Roethlisberger’s announcement was expected to come any day, as it was widely thought that he played his last game on Jan. 16, when the Steelers fell to the Kansas City Chiefs in the wild-card round of the playoffs.
“It’s tough,” he said after the 42-21 loss. “But I’m proud to play with these guys. God has blessed me with an ability to throw a football and has blessed me to play in the greatest city, in Pittsburgh, with the greatest fans and the greatest football team and players. It’s just been truly a blessing and I’m so thankful to Him for the opportunity that He’s given me.”
When asked that night what was next for him, Roethlisberger did not hesitate with his answer.
“I’m going to do everything I can to be the best husband and father I can be, and try and expand God’s Kingdom,” he said.
Ben Roethlisberger addresses the media: pic.twitter.com/l3eeMO4MQY
— Pittsburgh Steelers (@steelers) January 17, 2022
Roethlisberger continued to thank the Lord in closing out his video announcement Thursday.
“Football has been a gift and I thank God for allowing me to play it, surrounding me with great people, and protecting me through to the end,” he said in the video.
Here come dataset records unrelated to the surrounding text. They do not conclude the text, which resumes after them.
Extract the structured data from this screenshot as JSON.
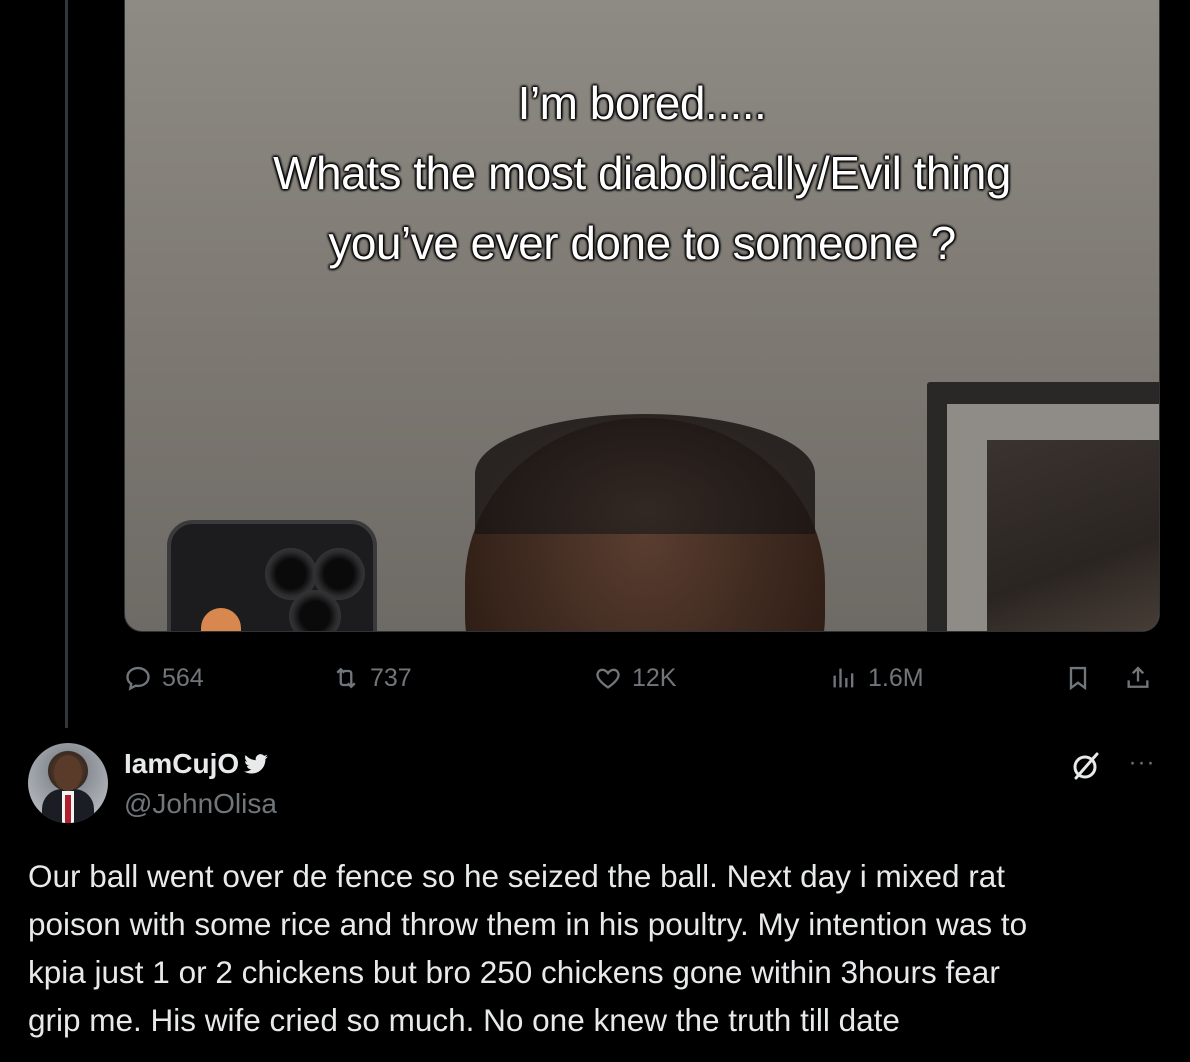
{
  "media": {
    "caption_lines": [
      "I’m bored.....",
      "Whats the most diabolically/Evil thing",
      "you’ve ever done to someone ?"
    ]
  },
  "quoted_actions": {
    "replies": "564",
    "retweets": "737",
    "likes": "12K",
    "views": "1.6M"
  },
  "reply": {
    "display_name": "IamCujO",
    "handle": "@JohnOlisa",
    "more": "···",
    "text_lines": [
      "Our ball went over de fence so he seized the ball. Next day i mixed rat",
      "poison with some rice and throw them in his poultry. My intention was to",
      "kpia just 1 or 2 chickens but bro 250 chickens gone within 3hours fear",
      "grip me. His wife cried so much. No one knew the truth till date"
    ]
  },
  "icons": {
    "reply": "reply-bubble-icon",
    "retweet": "retweet-icon",
    "like": "heart-icon",
    "views": "views-bar-chart-icon",
    "bookmark": "bookmark-icon",
    "share": "share-icon",
    "verified": "bird-icon",
    "grok": "grok-icon",
    "more": "more-dots-icon"
  },
  "colors": {
    "background": "#000000",
    "text_primary": "#e7e9ea",
    "text_secondary": "#71767b"
  }
}
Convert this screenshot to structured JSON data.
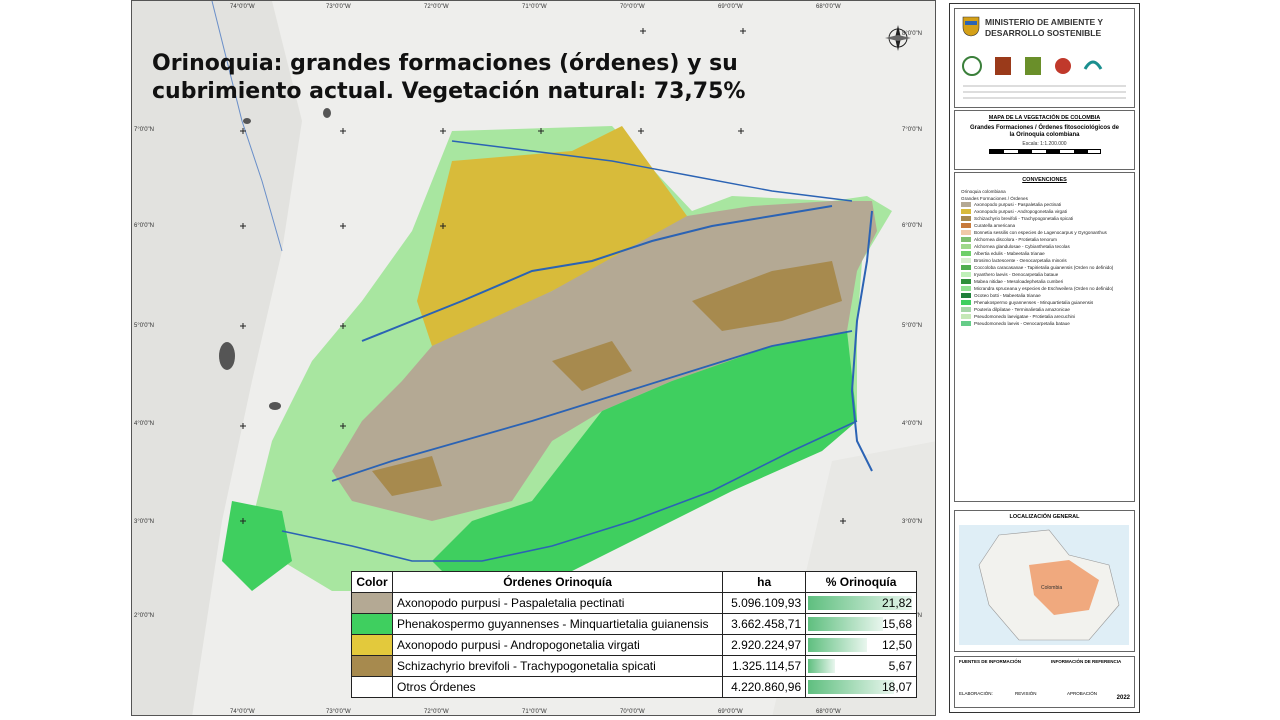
{
  "slide": {
    "title": "Orinoquia: grandes formaciones (órdenes) y su cubrimiento actual. Vegetación natural: 73,75%"
  },
  "map": {
    "top_ticks": [
      "74°0'0\"W",
      "73°0'0\"W",
      "72°0'0\"W",
      "71°0'0\"W",
      "70°0'0\"W",
      "69°0'0\"W",
      "68°0'0\"W"
    ],
    "bottom_ticks": [
      "74°0'0\"W",
      "73°0'0\"W",
      "72°0'0\"W",
      "71°0'0\"W",
      "70°0'0\"W",
      "69°0'0\"W",
      "68°0'0\"W"
    ],
    "left_ticks": [
      "7°0'0\"N",
      "6°0'0\"N",
      "5°0'0\"N",
      "4°0'0\"N",
      "3°0'0\"N",
      "2°0'0\"N"
    ],
    "right_ticks": [
      "8°0'0\"N",
      "7°0'0\"N",
      "6°0'0\"N",
      "5°0'0\"N",
      "4°0'0\"N",
      "3°0'0\"N",
      "2°0'0\"N"
    ],
    "colors": {
      "paspaletalia": "#b4a994",
      "minquartietalia": "#3fcf5f",
      "andropogonetalia": "#d8bb3a",
      "trachypogonetalia": "#b19350",
      "otros": "#9fe39a",
      "background_land": "#e6e6e2",
      "river": "#2b63b4",
      "city": "#555555"
    }
  },
  "legend_table": {
    "headers": [
      "Color",
      "Órdenes Orinoquía",
      "ha",
      "% Orinoquía"
    ],
    "rows": [
      {
        "color": "#b4a994",
        "name": "Axonopodo purpusi - Paspaletalia pectinati",
        "ha": "5.096.109,93",
        "pct_label": "21,82",
        "pct": 21.82
      },
      {
        "color": "#3fcf5f",
        "name": "Phenakospermo guyannenses - Minquartietalia guianensis",
        "ha": "3.662.458,71",
        "pct_label": "15,68",
        "pct": 15.68
      },
      {
        "color": "#e3c93c",
        "name": "Axonopodo purpusi - Andropogonetalia virgati",
        "ha": "2.920.224,97",
        "pct_label": "12,50",
        "pct": 12.5
      },
      {
        "color": "#a78a4e",
        "name": "Schizachyrio brevifoli - Trachypogonetalia spicati",
        "ha": "1.325.114,57",
        "pct_label": "5,67",
        "pct": 5.67
      },
      {
        "color": "#ffffff",
        "name": "Otros Órdenes",
        "ha": "4.220.860,96",
        "pct_label": "18,07",
        "pct": 18.07
      }
    ]
  },
  "side_panel": {
    "ministry_line1": "MINISTERIO DE AMBIENTE Y",
    "ministry_line2": "DESARROLLO SOSTENIBLE",
    "map_title": "MAPA DE LA VEGETACIÓN DE COLOMBIA",
    "subtitle_line1": "Grandes Formaciones / Órdenes fitosociológicos de",
    "subtitle_line2": "la Orinoquia colombiana",
    "scale": "Escala: 1:1.200.000",
    "conventions_title": "CONVENCIONES",
    "legend_group1": "Orinoquia colombiana",
    "legend_group2": "Grandes Formaciones / Órdenes",
    "legend_items": [
      {
        "color": "#b4a994",
        "label": "Axonopodo purpusi - Paspaletalia pectinati"
      },
      {
        "color": "#d8bb3a",
        "label": "Axonopodo purpusi - Andropogonetalia virgati"
      },
      {
        "color": "#a78a4e",
        "label": "Schizachyrio brevifoli - Trachypogonetalia spicati"
      },
      {
        "color": "#c87a3a",
        "label": "Curatella americana"
      },
      {
        "color": "#f1c9a8",
        "label": "Bonnetia sessilis con especies de Lagenocarpus y Gyrgonanthus"
      },
      {
        "color": "#7fbf6f",
        "label": "Alchornea discolora - Protietalia tenorum"
      },
      {
        "color": "#9fd88a",
        "label": "Alchornea glandulosae - Cybianthetalia tecolas"
      },
      {
        "color": "#6fcf6a",
        "label": "Albertia edulis - Mabeetalia trianae"
      },
      {
        "color": "#d7efcf",
        "label": "Brosimo lactescente - Oenocarpetalia minoris"
      },
      {
        "color": "#4fae4f",
        "label": "Coccoloba caracasanae - Tapirietalia guianensis (Orden no definido)"
      },
      {
        "color": "#bff0b8",
        "label": "Iryanthero laevis - Oenocarpetalia bataue"
      },
      {
        "color": "#2f8f3a",
        "label": "Mabea nitidae - Mesoloadephetalia cumberi"
      },
      {
        "color": "#8fe08f",
        "label": "Micrandra spruceana y especies de Eschweilera (Orden no definido)"
      },
      {
        "color": "#1f7f3a",
        "label": "Ocoteo botti - Mabeetalia trianae"
      },
      {
        "color": "#3fcf5f",
        "label": "Phenakospermo guyannenses - Minquartietalia guianensis"
      },
      {
        "color": "#a5d6a7",
        "label": "Pouteria dilpilatae - Terminalietalia amazonicae"
      },
      {
        "color": "#c5e8b7",
        "label": "Pseudomonedo laevigatae - Protietalia arecuchini"
      },
      {
        "color": "#66cc88",
        "label": "Pseudomonedo laevis - Oenocarpetalia bataue"
      }
    ],
    "location_title": "LOCALIZACIÓN GENERAL",
    "location_label": "Colombia",
    "footer_col1": "FUENTES DE INFORMACIÓN",
    "footer_col2": "INFORMACIÓN DE REFERENCIA",
    "elab_label": "ELABORACIÓN:",
    "revision_label": "REVISIÓN",
    "approval_label": "APROBACIÓN",
    "year": "2022"
  }
}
Roethlisberger is likely to be voted into the Pro Football Hall of Fame, considering he retires as one of his era’s greatest quarterbacks, and the best QB the Steelers organization has ever seen. His passing yards (64,088) and completions (5,440) rank fifth all time in NFL history, and his passing touchdowns (418) rank eighth. Those marks are all No. 1 in Steelers history.
After being selected by the Steelers with the 11th overall pick of the 2004 draft, Roethlisberger was named Rookie of the Year after starting and winning 13 games that season, which ended with a Steelers loss in the AFC championship game. Roethlisberger led the team to a Super Bowl championship the next season, and they won again three years later in the 2008 season. They made it back to the Super Bowl in the 2010 season, but lost. Pittsburgh advanced to the playoffs 12 times with Roethlisberger.
In 2007 he made the first of six trips to the Pro Bowl. He finishes his career with a 165-81-1 record; the Steelers never had a losing record with him behind center.
— Pittsburgh Steelers (@steelers) January 27, 2022
Over the past few years, Roethlisberger has also developed into a spiritual leaders on the team. Steelers team chaplain Kent Chevalier attributes that at least in part to the season-ending elbow injury Roethlisberger suffered in Week 2 of the 2019 season. That is the only time in his career Roethlisberger failed to appear in at least 12 games.
The QB shared his testimony with teammates and other members of the Steelers organization at the end of the 2019 regular season, talking about growing up in a Christian home but not pursuing his faith while in college at Miami University in Oxford, Ohio. He also spoke at the annual ManUp Conference in 2020, which is usually held in Pittsburgh but was virtual due to the pandemic.
“Three years ago I got baptized,” Roethlisberger said during the conference. “I was baptized as a kid; my parents took me as a baby. But I didn’t make that decision. So three years ago now I made the decision to be baptized because I felt like I needed to do that. I wanted to have a closer walk, a better relationship with Jesus, with my wife, with my kids, with my family — become a better person.
“So I think the person that brought me to Him was Jesus. Jesus is the One who brought me back to Him, and I’m so thankful for it because I feel I’m a better Christian, a better husband and a better father today because of His forgiveness of me.”
With his playing days now over, Roethlisberger can invest more time into his relationship with the Lord and his family.